The JLGK0901 study found that stereotactic radiosurgery (SRS) is a safe and effective treatment option for treating up to 10 brain metastases. The purpose of this study is to determine the cost-effectiveness of treating up to 10 brain metastases with SRS, whole-brain radiation therapy (WBRT), or SRS and immediate WBRT (SRS+WBRT).

METHODS

A Markov model was developed to evaluate the cost effectiveness of SRS, WBRT, and SRS+WBRT in patients with 1 or 2–10 brain metastases. Transition probabilities were derived from the JLGK0901 study and modified according to the recurrence rates observed in the Radiation Therapy Oncology Group (RTOG) 9508 and European Organization for Research and Treatment of Cancer (EORTC) 22952–26001 studies to simulate the outcomes for patients who receive WBRT. Costs are based on 2015 Medicare reimbursements. Health state utilities were prospectively collected using the Standard Gamble method. End points included cost, quality-adjusted life years (QALYs), and incremental cost-effectiveness ratios (ICERs). The willingness-to-pay (WTP) threshold was $100,000 per QALY. One-way and probabilistic sensitivity analyses explored uncertainty with regard to the model assumptions.

RESULTS

In patients with 1 brain metastasis, the ICERs for SRS versus WBRT, SRS versus SRS+WBRT, and SRS+WBRT versus WBRT were $117,418, $51,348, and $746,997 per QALY gained, respectively. In patients with 2–10 brain metastases, the ICERs were $123,256, $58,903, and $821,042 per QALY gained, respectively.
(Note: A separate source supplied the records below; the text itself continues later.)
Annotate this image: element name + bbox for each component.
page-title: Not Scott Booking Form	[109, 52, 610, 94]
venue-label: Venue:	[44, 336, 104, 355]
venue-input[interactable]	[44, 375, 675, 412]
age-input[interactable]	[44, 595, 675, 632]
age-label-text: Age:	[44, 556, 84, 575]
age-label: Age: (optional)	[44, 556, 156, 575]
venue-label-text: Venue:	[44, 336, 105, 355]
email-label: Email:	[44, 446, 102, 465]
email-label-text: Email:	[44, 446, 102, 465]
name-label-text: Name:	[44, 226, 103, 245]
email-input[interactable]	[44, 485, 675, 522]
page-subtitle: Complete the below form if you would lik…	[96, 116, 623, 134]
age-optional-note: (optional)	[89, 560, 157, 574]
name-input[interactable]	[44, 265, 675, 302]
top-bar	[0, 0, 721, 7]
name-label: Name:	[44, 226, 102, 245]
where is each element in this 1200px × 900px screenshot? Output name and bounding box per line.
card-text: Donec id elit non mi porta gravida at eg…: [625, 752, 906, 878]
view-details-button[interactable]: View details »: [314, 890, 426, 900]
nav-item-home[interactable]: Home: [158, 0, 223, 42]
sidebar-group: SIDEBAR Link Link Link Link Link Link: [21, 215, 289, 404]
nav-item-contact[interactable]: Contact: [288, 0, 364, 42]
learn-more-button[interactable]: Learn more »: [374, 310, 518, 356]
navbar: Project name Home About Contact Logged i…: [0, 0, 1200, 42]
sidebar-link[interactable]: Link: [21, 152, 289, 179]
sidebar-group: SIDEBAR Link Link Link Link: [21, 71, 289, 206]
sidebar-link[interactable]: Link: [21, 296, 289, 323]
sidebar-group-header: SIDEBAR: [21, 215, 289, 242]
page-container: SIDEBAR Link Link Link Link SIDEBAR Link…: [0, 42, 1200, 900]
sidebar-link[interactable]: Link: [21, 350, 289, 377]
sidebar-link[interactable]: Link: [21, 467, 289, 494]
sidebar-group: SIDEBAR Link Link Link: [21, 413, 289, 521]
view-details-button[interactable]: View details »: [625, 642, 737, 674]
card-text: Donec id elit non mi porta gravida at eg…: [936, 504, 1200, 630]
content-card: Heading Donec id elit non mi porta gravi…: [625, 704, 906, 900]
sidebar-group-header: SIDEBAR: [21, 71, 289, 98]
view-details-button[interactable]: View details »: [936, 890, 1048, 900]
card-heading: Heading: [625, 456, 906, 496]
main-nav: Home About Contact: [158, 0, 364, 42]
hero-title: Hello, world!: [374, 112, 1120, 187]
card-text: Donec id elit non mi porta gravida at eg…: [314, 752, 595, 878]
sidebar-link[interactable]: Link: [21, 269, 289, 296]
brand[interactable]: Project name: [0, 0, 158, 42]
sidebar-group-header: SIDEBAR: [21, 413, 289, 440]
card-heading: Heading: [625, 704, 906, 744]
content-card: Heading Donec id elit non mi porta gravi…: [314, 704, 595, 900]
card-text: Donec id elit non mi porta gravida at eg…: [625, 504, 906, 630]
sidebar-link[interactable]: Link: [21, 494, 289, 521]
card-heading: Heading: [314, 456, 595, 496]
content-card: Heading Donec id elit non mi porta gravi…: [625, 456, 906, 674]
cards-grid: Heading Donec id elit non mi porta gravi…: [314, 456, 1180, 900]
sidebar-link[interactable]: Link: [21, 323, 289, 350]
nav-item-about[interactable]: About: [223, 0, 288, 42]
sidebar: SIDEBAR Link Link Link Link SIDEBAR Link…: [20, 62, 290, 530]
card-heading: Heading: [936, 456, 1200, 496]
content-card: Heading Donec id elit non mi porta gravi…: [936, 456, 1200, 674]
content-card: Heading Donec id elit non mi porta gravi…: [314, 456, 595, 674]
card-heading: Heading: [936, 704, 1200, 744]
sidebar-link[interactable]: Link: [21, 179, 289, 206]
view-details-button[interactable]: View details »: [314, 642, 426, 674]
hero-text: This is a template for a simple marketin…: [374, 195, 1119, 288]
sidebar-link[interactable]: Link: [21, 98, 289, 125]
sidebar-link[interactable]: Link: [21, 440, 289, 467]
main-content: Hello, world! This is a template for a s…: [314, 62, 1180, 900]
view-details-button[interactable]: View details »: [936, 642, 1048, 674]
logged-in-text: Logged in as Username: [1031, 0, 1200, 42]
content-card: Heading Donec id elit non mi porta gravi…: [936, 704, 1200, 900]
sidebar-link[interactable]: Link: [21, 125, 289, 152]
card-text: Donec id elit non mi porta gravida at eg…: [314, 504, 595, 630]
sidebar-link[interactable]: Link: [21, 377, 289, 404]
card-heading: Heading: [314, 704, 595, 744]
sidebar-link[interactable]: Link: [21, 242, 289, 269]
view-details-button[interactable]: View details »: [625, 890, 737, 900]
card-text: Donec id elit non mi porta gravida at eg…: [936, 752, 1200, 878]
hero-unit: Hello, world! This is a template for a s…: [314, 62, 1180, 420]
On the sensitivity analyses, the model was sensitive to the cost of SRS and the utilities associated with stable post-SRS and post-WBRT states. In patients with 2–10 brain metastases, SRS versus WBRT becomes cost-effective if the cost of SRS is reduced by $3512. SRS versus WBRT was also cost effective at a WTP of $200,000 per QALY on the probabilistic sensitivity analysis.

CONCLUSIONS

The most cost-effective strategy for patients with up to 10 brain metastases is SRS alone relative to SRS+WBRT. SRS alone may also be cost-effective relative to WBRT alone, but this depends on WTP, the cost of SRS, and patient preferences.